Porém, quando o assunto é política, o sujeito movido com alta octanagem da fragilidade do senso comum (o qual hoje se transformou no “senso infantilizado”), não tem dúvida: trata tudo como se fosse matéria fidedigna “verdade” oriunda da elaboração fantasiosa via “geração espontânea” da mente dele situado como se estivesse numa mesa de boteco, ingerindo todas as doses de cachaça ou cerveja possíveis para desenrolar um cabedal de bobagens sem limites.
Doravante, existem questões mais profundas. Entre elas a necessidade de refletir os motivos e quais os interesses de fazer da política não um instrumento essencial do sujeito da vida cotidiana, mas um mero objeto banal de pouquíssima importância real na sua vida, exceto para gozo da ignorância primária.
Não devemos canonizar a política (ou qualquer outra área do conhecimento humano), mas é pertinente responsabilizar nossos posicionamentos a respeito dela e, de todo assunto o qual se deseja manifestar como “sujeito-do-suposto-saber”. Não é lícito e tampouco ético, atacar, ofender e depois sair correndo com a desculpa que precisa ir ao banheiro ou, como virou praxe, que não disse “aquilo” que se pretendida dizer. A ação dos atos falhos, retomando premissas freudianas, é a porta dos fundos de uma linguagem operada pelo recalque na inconsciência.
Voltando ao sujeito autodeclarado “cidadão de bem”. Na plenitude de sua onipotência, esse sujeito não quer ouvir ninguém que tenha um mínimo de conhecimento mais elaborado a respeito da política. Afinal, a tal “política”, para esse sujeito, a macro-política, não é conhecimento derivado de um olhar histórico, social, conjectural e perceptivo. Segundo tal simplificação, o sujeito, com seu ego encharcado de ódio primal e ignorância recebida por osmose, tem a ciência que para ele a política é como piolho, ou seja, habita na cabeça de qualquer um que possa ler algumas páginas de revistas sensacionalistas ou noticiários tão elucidativos quanto à claridade das águas putrefatas do rio Tietê que corta São Paulo.
É importante lembrar que o fascismo europeu que malogrou com toda a força na Europa na primeira metade do século XX respigando em todo o mundo, originou, entre outros aspectos cruciais, das fileiras da ignorância, da exploração do ódio primal, do desprezo ou desapego à memória histórica e do desejo de abraçar fáceis “verdades” palatáveis. Portanto, ao dizer afirmações aleatórias movidas apenas pelo ranço pessoal com se fosse o mais fino substrato da verdade, o desejo de gozar com o ato de odiar um objeto de suposto amor, o sujeito abre mão da possibilidade do debate, ressignificação de concepções e o enriquecimento de ideias, e abraça a sua ignorância primária. Fato que se tornou patente de orgulho famigerado e confiança alucinada do dito “cidadão de bem” diante dos mecanismos de defesa psíquica dele.

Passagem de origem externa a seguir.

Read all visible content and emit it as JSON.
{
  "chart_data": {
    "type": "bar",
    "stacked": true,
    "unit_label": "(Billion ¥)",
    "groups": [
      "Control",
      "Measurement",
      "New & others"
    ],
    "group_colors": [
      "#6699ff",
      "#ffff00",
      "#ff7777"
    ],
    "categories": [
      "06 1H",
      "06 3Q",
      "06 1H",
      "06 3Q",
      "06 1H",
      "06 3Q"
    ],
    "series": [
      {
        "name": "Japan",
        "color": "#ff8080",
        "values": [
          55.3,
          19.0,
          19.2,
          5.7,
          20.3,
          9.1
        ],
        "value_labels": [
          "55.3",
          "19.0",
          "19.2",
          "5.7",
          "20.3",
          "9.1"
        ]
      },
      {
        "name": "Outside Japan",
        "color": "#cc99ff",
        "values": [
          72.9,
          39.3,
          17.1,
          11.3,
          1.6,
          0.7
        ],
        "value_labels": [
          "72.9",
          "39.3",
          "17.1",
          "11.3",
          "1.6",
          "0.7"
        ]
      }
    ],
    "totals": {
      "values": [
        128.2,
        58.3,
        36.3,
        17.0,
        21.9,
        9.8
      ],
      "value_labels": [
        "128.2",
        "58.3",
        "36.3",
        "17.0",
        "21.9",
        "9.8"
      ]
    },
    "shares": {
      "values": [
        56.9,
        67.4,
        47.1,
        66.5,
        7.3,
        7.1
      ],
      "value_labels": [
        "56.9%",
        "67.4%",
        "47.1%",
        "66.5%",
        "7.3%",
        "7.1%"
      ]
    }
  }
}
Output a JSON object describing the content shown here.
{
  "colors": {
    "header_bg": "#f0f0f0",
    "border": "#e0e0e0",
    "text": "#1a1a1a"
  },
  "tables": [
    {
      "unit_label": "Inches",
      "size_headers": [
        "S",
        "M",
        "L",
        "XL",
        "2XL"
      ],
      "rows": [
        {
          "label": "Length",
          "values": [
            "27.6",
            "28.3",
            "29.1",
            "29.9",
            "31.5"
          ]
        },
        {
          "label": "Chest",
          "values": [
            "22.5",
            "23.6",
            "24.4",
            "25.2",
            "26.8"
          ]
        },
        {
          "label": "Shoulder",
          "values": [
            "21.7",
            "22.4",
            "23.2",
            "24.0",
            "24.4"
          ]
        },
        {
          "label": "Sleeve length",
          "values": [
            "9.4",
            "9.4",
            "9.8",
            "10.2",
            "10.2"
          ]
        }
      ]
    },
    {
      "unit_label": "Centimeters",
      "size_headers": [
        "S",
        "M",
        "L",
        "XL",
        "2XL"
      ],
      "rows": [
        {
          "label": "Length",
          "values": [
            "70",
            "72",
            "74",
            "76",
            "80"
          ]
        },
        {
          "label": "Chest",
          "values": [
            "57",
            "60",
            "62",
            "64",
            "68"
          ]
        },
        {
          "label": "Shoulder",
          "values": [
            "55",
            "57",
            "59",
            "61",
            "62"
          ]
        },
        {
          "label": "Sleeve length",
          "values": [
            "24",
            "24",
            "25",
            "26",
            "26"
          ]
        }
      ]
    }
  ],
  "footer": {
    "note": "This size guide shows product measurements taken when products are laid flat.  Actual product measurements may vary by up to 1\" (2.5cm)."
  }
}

Diante da terra minada por areia e debates da profundidade de um pires, dentro ou fora das redes sociais, o debate da política se tornou não mais um território da orquestração de suas ideias, posicionamentos e conjecturas, mas um território livre para as derivações composta de um nanômetro de conhecimento, o elogio profundo à estupidez e a consagração das alucinações do boteco no gozo da sua ignorância primária.
Para se desvencilhar da nefasta da onda conservadora com um flerte fascista que vem contaminando o pensamento cotidiano da sociedade (particularmente das classes sociais intermediárias), o caminho é longo e os debates parecem se tornarem cada vez mais curtos e povoados de afetações intolerantes, estéreis e truculentas.